The ring-dagger had then become a snake charmer, playing a tune that had him single-mindedly fixated—Effie was the snake in this unfortunate metaphor. He hadn’t been able to focus on anything else. To hear anything else. So it was entirely probable that Julianna and his friends had had any number of conversations he had missed.

“You should be the artist,” Archie said to Effie, “for you are an artist.”

“No, I am the assistant,” Effie said firmly. “I am Miss Evans’s assistant.” It felt like a true statement. He did aid her, did he not, by contributing to Le Monde Joli ? “I know a fair bit about the magazine’s production,” he said, in case he needed support for his assertion.

“But that leaves me to be the artist,” Archie said, “and I could not sketch to save my life.”

“It matters not,” Julianna said. “I have been told that I may not commission any plates of the interiors, only describe them in words. I shall tell them you are making rough sketches merely in order to aid the memory of my writer.” She gestured to Simon, thereby anointing him the student of architecture.

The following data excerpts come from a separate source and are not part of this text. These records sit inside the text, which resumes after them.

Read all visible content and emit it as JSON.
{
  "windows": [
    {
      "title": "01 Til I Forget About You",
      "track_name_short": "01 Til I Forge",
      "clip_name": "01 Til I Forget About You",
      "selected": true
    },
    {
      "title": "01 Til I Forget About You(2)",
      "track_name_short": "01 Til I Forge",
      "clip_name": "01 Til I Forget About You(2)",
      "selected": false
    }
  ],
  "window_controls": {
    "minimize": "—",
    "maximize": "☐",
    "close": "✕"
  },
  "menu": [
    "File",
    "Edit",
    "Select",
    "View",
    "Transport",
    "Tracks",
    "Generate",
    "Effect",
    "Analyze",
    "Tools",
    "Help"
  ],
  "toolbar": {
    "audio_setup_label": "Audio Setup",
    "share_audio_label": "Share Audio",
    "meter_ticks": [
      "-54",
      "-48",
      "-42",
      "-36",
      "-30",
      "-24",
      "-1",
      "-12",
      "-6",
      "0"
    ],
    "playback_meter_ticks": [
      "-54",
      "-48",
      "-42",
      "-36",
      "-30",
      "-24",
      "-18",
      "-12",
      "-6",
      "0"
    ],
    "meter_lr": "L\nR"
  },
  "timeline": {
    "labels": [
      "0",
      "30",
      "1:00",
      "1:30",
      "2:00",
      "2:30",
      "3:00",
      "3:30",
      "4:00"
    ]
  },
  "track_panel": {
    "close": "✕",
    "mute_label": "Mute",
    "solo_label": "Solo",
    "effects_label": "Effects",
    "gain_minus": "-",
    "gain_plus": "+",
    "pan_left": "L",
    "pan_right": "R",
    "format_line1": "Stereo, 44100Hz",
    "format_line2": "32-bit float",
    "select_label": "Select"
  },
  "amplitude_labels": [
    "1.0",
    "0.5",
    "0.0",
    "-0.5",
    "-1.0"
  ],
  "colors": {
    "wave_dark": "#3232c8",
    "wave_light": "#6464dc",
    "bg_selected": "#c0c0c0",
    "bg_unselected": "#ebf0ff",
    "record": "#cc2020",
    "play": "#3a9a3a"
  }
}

“Well, then, it’s settled,” Effie said. “I am the assistant.” What fun. What an adventure. Was it tomorrow yet?

They spent the next while skipping stones into the sea and making up names and histories for the characters they were to inhabit—histories almost certainly more elaborate than would be required. But the laughter flowed, and the stones skipped and they kept going.

“Perhaps I ought to write a poem about the Pavilion,” Effie said, attempting to balance on a large stone. He had to admit that boring leather boots were more practical for beach frolicking than were court shoes.

“Or about three peers and a magazine editor who break into the palace in Brighton,” Archie said.

“We’re not breaking in,” Julianna said. “We’re gaining entry under false pretenses.”

“Oh, I beg your pardon, that’s quite different, then,” Archie retorted.

He adored the way Julianna and the boys were getting on, teasing one another as if they were long-standing friends.

After an hour had passed, Julianna said she needed to be getting back. As yesterday, they offered to walk her; as yesterday, she declined. “You all have spent part of each of the last two days with me, and you’re to join me tomorrow morning. I believe that’s quite enough gate-crashing on my part. I will see you tomorrow at ten o’clock.”

She started to turn away but swiveled her head back toward them. “Please endeavor to look less like the aristocrats you are.” She frowned at Effie. “That goes doubly for you. For heaven’s sake, find some reasonable footwear.”